NEC Energy Solutions has revealed plans to install 100 MW of energy storage capacity at two sites in Northern Ireland, backed by engineering, procurement and construction services. Under the terms of the deal, NEC will also provide its GSS end-to-end grid storage solution, as well as AEROS, its proprietary energy storage control software.
The battery storage company, part of Japanese tech giant NEC Corp, claims the two 50 MW projects will be the biggest energy storage systems in Northern Ireland upon completion. NEC did not disclose the financial terms of the deal or reveal additional details about the technologies planned for use.

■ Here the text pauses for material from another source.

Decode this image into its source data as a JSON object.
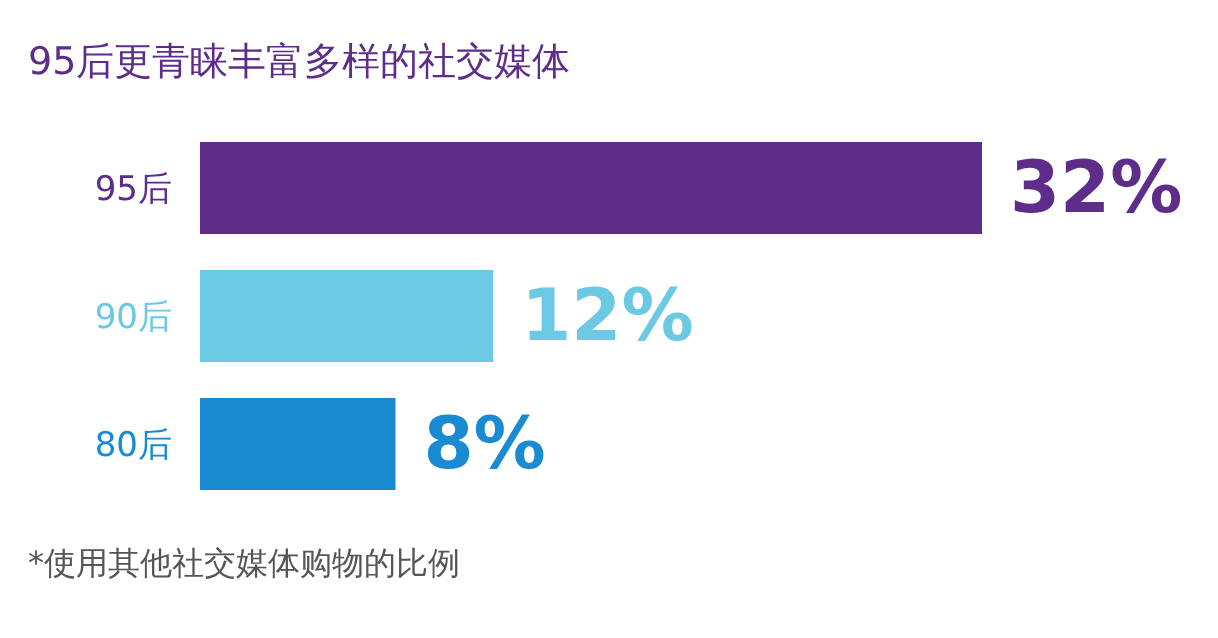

The energy storage company is building the two systems on behalf of London-based project developer Low Carbon and investor the Gore Street Energy Storage Fund (GSF). The deal is the second round of projects NEC has secured from GSF and Low Carbon.
NEC Energy Solutions is installing the 50 MW systems at Drumkee, in County Tyrone, and Mullavilly, in County Armagh. The projects are likely to receive public backing from the Delivering a Secure Sustainable Electricity System (DS3) scheme operated by state-owned electricity transmission system entities EirGrid, based in the Republic of Ireland, and the System Operator for Northern Ireland unit it owns.
Steve Fludder, chief executive of NEC Energy Solutions, said the storage projects mark the latest step in Northern Ireland’s “tremendous progress” in the deployment of clean energy, noting 44% of the province’s electricity consumption came from renewables last year.
“This easily beats Northern Ireland’s renewable target of 40% and occurred one year ahead of its 2020 deadline,” Fludder said. “Energy storage, via the DS3 program, makes more of this possible.”
The DS3 program is designed to help Ireland to meet its solar and wind generation capacity targets across the all-island network. The DS3 market includes fixed and standard contracts across the Irish grid.
Alex O’Cinneide, CEO of Gore Street Capital, said the storage projects will be critical to solar and wind deployment in Northern Ireland as the system operator has been struggling to manage the power system as more variable renewables such as solar come online.
“As investment in sources of volatile renewable generation to supply the grid in Ireland continues to increase – supported in particular by excellent wind generation potential – assets such as these will form a major step in advancing Ireland’s climate change objectives,” O’Cinneide said.